Background: To extend allogeneic HPC transplantation to a greater range of patients, the use of partially matched related donors is under development. Because of the inherently higher degree of histoincompatibility in such transplants, there is increased risk of GVHD as well as of graft failure. Ex vivo depletion of donor-derived T-lymphocytes from PBPCs is one of the most effective methods of preventing GVHD. Thus far, individual centers have used custom-developed procedures to deplete the graft of T cells that are responsible for alloreactivity, often employing relatively impure, nonstandardized reagents such as soybean agglutinin and complement. In addition, with improved methods of T-cell depletion, it has been difficult to accurately assess the number of T cells remaining. Because different centers have used different protocols to assay T cells, it has been difficult to reproduce and validate the results between institutions, and this has limited direct comparison of data between centers.

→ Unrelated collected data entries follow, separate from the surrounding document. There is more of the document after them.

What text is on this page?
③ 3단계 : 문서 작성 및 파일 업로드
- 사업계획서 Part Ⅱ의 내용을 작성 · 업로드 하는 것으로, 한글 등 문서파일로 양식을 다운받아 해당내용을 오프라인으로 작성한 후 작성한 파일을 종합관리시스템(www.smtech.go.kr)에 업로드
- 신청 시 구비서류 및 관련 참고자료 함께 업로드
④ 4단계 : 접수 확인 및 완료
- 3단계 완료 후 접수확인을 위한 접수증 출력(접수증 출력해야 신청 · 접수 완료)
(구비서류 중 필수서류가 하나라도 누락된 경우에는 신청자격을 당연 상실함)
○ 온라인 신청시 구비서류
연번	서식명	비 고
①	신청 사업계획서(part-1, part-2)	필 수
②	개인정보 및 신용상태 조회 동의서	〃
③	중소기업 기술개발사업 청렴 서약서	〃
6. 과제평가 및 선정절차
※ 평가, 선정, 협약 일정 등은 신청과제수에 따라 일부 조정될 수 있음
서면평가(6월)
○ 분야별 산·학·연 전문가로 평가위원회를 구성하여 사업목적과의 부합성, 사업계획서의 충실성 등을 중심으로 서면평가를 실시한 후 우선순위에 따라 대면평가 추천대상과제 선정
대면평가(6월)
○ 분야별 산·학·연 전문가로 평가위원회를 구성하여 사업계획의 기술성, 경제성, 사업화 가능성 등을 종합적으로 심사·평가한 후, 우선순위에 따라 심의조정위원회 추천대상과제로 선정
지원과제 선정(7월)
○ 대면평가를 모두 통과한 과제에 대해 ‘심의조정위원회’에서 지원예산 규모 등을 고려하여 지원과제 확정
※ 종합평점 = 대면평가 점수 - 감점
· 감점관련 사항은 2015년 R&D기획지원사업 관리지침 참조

Study design and methods: A standardized approach for T-cell depletion was developed by using a Good Manufacturing Practice-manufactured magnetic cell separator (Isolex 300i, Nexell Therapeutics) and commercially available OKT3 antibody. T-cell depletion was performed on PBPCs from six haploidentical donors.
Results: CD34+ cell recovery was 47 percent (range, 31-63%) with a median purity of 94 percent (range, 75-99%) and median T-cell log depletion of 4.72 (range, 3.90-5.83). Because this high degree of depletion makes it challenging to accurately quantitate the remaining T cells, two highly sensitive flow cytometric protocols were developed, each of which accurately detects T cells with a sensitivity of 2 per 10,000 (0.02%). The purified CD34+ cells administered to the patients (dose range, 6.13-13.50 x 10(6)/kg) provided rapid neutrophil and platelet engraftment.
Conclusion: With the Isolex 300i and a MoAb directed against T cells, a high degree of T-cell depletion is obtained. Sensitive, accurate, and reproducible assays have now been developed for T-cell enumeration in these highly purified cell populations.